Parece história de cinema. Um padre de 95 anos, ícone filosófico e intelectual de várias gerações no Recife, tem em casa vários volumes de poemas, que foi escrevendo ao longo da vida. Os poucos amigos que tiveram acesso aos originais tentam convencê- -lo a publicar. Tratam os manuscritos como uma preciosidade literária.
De jeito nenhum. Nem pensar. Jamais. O padre não arreda o pé. Mantém o costume de muitos anos. Entrega os escritos à amiga Célia Veloso, bibliotecária aposentada da Faculdade de Direito, que datilografa tudo e manda encadernar.
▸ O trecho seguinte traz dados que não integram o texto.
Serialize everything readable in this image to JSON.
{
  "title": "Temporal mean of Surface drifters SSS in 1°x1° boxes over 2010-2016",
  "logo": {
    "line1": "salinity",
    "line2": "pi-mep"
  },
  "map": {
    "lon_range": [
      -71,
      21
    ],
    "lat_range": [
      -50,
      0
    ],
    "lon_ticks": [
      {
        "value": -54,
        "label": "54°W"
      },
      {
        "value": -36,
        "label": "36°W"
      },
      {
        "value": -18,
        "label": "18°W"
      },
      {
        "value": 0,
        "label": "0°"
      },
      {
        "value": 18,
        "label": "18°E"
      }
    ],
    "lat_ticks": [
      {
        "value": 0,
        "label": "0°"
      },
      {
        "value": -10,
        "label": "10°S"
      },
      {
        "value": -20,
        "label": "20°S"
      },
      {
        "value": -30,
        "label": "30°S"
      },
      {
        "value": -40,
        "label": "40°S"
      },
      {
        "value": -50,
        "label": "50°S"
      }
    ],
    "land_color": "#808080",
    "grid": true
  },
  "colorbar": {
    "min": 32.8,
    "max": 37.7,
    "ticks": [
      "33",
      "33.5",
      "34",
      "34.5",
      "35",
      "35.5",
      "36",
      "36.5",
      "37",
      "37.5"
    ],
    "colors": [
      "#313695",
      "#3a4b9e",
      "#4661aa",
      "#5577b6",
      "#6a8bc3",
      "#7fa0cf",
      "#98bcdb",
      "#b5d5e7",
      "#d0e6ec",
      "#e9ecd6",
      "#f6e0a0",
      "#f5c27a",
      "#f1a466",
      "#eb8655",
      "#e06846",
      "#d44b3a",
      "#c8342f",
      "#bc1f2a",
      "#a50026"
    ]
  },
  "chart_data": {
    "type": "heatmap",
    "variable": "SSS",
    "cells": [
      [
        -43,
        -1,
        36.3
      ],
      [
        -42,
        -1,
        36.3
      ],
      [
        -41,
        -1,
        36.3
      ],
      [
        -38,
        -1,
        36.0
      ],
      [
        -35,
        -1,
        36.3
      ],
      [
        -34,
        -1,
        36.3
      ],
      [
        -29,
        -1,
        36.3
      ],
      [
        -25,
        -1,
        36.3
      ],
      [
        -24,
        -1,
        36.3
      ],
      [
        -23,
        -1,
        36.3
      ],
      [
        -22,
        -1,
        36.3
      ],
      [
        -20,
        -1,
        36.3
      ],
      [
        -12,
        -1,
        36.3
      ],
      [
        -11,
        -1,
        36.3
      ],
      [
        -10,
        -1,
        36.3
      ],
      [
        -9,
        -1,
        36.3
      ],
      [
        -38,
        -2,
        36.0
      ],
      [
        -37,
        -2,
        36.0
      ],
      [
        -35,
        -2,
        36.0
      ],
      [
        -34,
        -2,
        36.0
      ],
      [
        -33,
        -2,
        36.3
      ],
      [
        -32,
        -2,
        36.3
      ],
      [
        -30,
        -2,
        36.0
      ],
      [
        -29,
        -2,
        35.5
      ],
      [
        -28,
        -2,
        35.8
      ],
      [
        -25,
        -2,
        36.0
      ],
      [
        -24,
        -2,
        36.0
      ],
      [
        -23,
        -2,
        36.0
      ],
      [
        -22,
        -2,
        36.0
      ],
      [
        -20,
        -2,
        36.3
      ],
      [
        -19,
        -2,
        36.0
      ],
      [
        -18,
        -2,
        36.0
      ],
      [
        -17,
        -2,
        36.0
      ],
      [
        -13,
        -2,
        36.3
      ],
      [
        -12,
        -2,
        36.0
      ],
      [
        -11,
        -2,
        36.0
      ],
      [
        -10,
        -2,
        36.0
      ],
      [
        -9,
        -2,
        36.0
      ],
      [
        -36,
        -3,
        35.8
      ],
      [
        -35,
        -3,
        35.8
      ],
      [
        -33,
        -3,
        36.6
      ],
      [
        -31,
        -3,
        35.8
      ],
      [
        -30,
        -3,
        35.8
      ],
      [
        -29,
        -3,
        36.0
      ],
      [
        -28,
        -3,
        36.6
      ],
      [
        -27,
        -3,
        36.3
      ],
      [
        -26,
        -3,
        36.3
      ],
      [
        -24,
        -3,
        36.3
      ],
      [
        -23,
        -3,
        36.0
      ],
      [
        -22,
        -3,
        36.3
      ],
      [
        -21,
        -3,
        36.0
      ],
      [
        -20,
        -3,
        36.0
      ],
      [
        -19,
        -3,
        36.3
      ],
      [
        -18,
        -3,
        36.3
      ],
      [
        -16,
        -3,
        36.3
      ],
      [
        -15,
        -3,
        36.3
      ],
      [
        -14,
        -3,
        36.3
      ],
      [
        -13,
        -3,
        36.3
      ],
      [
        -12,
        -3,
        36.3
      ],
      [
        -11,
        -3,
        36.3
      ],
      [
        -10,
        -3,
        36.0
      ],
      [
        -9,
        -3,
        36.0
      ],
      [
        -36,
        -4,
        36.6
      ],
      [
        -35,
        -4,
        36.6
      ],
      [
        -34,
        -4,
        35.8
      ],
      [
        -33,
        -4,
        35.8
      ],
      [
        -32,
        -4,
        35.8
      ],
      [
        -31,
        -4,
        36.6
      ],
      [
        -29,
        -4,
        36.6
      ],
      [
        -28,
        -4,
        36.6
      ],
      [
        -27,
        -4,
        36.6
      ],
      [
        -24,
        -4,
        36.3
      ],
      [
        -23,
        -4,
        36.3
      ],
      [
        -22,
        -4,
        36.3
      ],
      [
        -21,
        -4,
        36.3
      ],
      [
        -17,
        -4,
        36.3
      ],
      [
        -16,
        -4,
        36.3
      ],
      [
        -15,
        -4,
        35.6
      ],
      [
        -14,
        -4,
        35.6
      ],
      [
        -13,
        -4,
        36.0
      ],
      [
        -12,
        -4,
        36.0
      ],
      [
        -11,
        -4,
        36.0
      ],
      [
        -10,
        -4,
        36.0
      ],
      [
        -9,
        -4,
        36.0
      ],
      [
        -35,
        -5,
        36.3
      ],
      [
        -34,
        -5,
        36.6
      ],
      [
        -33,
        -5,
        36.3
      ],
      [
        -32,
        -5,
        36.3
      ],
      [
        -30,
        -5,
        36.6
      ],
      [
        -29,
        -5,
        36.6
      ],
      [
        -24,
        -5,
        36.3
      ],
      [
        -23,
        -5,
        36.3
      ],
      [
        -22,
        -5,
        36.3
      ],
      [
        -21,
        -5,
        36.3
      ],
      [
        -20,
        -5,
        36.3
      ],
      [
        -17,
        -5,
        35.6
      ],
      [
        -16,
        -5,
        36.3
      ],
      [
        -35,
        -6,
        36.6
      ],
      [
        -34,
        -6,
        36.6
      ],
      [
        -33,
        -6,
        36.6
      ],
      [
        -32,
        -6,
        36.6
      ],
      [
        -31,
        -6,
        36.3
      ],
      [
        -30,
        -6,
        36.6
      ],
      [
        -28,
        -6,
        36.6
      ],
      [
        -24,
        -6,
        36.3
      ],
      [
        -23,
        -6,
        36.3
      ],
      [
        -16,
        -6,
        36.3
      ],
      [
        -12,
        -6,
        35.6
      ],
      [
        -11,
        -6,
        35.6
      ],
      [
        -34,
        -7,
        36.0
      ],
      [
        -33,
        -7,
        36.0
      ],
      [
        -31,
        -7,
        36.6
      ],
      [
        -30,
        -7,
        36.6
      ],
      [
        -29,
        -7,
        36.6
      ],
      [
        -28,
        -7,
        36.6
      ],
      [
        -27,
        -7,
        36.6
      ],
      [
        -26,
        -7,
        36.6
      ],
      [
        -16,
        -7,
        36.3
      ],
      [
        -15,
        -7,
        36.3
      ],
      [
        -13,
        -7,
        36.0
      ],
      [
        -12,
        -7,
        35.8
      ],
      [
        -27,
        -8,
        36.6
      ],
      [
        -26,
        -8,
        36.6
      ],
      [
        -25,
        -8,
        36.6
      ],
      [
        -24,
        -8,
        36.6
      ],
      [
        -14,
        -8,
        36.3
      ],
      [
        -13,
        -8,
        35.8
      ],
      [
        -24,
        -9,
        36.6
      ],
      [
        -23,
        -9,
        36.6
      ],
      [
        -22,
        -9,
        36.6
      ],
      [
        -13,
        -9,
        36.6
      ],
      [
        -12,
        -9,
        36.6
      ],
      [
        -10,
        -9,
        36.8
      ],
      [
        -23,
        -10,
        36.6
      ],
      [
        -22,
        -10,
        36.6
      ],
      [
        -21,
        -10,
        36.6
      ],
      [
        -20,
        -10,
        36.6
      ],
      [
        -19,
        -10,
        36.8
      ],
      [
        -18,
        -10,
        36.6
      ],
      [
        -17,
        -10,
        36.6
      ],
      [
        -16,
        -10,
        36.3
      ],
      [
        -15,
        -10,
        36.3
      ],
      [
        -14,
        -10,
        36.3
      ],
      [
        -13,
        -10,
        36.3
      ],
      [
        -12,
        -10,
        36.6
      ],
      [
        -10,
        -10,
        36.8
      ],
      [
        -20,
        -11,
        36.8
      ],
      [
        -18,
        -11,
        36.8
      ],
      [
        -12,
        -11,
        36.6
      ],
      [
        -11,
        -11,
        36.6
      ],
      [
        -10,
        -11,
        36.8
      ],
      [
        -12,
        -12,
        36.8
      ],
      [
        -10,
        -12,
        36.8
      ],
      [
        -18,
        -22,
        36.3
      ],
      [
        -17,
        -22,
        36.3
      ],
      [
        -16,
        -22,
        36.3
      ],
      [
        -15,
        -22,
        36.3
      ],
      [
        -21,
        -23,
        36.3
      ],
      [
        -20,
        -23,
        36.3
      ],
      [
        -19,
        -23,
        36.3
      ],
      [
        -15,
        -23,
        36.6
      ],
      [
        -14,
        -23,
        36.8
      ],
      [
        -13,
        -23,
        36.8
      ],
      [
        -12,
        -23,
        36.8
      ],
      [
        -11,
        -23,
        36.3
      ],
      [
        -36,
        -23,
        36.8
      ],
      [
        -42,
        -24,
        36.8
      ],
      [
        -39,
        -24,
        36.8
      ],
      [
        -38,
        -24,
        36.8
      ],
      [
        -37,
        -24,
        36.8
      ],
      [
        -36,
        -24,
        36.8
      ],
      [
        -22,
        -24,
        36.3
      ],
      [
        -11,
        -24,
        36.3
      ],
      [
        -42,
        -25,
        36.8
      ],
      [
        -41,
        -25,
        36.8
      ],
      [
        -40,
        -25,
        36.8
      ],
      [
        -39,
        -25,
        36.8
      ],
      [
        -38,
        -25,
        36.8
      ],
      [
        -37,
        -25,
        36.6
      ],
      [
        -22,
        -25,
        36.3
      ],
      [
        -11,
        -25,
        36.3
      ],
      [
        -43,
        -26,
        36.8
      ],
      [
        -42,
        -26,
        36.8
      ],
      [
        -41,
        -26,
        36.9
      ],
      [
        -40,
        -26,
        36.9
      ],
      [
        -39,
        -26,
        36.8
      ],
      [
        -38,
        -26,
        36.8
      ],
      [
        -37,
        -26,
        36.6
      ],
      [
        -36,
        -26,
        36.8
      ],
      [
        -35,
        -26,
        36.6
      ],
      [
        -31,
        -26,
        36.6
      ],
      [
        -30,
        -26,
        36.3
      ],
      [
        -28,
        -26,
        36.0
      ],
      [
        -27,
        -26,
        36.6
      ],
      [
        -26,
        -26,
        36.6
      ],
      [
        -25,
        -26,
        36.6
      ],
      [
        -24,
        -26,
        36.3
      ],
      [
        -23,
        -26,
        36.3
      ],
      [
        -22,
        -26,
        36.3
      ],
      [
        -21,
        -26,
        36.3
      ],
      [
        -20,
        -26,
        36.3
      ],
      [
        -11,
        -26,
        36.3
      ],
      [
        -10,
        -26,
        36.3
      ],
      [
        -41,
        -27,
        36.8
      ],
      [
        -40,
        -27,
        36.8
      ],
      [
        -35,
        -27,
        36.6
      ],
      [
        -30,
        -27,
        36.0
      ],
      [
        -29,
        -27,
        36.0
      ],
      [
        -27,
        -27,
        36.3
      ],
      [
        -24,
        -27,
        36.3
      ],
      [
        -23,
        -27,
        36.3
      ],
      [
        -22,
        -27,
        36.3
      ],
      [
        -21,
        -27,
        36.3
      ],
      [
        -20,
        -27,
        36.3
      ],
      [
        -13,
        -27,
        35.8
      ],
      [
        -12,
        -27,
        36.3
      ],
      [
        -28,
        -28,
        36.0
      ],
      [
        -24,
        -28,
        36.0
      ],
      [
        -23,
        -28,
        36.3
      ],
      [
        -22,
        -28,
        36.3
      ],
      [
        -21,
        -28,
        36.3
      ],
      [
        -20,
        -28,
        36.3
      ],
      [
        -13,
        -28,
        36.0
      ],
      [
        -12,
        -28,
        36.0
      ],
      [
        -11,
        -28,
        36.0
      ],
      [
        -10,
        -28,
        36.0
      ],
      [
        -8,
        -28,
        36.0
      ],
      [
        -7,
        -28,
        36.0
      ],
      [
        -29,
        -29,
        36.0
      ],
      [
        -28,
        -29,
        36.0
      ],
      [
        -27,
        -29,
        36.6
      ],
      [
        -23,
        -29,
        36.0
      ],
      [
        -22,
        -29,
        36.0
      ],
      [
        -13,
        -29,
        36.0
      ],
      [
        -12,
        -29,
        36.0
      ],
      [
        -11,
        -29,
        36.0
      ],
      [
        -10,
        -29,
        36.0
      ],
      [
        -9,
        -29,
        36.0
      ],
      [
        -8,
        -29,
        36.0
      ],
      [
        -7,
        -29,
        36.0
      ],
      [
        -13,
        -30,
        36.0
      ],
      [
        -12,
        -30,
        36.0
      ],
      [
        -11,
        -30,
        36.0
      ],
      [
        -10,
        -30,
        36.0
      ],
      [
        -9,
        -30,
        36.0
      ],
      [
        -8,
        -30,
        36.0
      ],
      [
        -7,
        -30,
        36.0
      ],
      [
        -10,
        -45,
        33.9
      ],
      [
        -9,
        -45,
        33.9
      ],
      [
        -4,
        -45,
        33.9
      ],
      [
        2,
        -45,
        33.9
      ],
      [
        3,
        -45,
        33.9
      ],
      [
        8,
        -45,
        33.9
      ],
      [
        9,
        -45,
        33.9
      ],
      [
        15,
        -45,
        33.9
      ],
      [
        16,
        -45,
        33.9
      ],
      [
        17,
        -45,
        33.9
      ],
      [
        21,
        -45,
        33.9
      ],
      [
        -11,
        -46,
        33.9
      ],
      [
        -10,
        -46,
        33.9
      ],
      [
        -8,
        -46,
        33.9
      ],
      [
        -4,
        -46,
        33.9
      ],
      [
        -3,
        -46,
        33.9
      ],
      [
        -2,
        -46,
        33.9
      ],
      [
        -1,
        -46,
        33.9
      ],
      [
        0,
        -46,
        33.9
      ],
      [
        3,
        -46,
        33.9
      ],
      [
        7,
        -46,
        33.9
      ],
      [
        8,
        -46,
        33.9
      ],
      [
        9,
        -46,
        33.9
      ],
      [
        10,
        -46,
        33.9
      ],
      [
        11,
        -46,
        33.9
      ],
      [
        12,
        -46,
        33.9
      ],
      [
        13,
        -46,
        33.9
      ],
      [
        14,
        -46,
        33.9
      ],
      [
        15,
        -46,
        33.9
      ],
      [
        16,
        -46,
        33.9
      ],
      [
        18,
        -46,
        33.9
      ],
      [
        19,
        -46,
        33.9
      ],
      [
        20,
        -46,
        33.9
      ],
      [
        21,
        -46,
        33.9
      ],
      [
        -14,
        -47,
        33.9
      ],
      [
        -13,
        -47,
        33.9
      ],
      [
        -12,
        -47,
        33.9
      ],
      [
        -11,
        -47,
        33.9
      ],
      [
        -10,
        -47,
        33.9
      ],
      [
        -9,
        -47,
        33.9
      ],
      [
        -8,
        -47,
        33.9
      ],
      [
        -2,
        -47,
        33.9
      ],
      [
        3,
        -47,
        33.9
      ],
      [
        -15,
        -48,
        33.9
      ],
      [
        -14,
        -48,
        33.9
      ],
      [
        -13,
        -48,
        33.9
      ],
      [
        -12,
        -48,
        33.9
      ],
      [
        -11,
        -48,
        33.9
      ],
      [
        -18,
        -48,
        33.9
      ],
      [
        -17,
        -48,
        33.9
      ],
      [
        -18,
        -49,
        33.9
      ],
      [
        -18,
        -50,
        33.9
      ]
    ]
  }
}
São 14 livros de Filosofia, 13 de Poesia.
Cada exemplar tem um formato de distribuição. Um exemplar fica com o autor, outro com Célia, o terceiro ele dedica a um amigo – sem autorização para publicar. Na primeira página de cada volume, algum aviso do tipo:
“Aos amigos confiáveis, para empréstimo, com espera de devolução”.
Ou:
“A qualquer um: Este exemplar é meu. Por favor, devolva-o, se lhe for emprestado. E desculpe o estilo direto. Afinal, estamos no Brasil. Recife, 17 de dezembro de 1991”.
A pré-estreia
Livraria Cultura, 15 de fevereiro de 2011. O auditório está cheio, para o lançamento do livro Poemas, de Daniel Lima. Uma publicação de 400 páginas, editada pela Companhia Editora de Pernambuco (CEPE).
Sentado, na primeira fila, escutando os elogios rasgados à sua obra, Daniel Lima está quietinho como um passarinho que saiu do ninho por algumas horas. Ameaçou não ir, buscou alguma dor que não surgiu, alegou um cansaço inexistente, até que cedeu. Foi, mas ameaçou fazer alguma travessura. Como protesto, não deu entrevistas.
Mas agora está lá, na primeira fila, com seus cabelos brancos e sorriso de menino. Escuta, sorri, abençoa a blasfêmia. Sim, os poemas foram finalmente publicados, com prefácio de Lourival Holanda e Zeferino Rocha. Contrariando a lógica do mercado editorial, a obra esgota em poucos dias.
Um detalhe daria mais tempero à publicação. Um pequeno grupo, sob o comando da escritora Luzilá Gonçalves, arquitetou uma espécie de “contrabando poético” dos originais. Só assim, Daniel Lima saiu do ineditismo literário.
“Há meio século Daniel Lima produz uma poesia de qualidade singular, mas que zelosamente subtrai ao olhar do grande público. Num movimento de atração e repulsão, ele afasta o público enquanto atrai e fascina seus amigos e mais chegados. Por sorte nossa, alguns destes amigos venceram, não sem muito custo, a resistência de Daniel, subtraindo os poemas que formam esta seleção”, diz Lourival Holanda no prefácio.
Lembra também dos excessos da poesia em tempos de velocidade e novas mídias.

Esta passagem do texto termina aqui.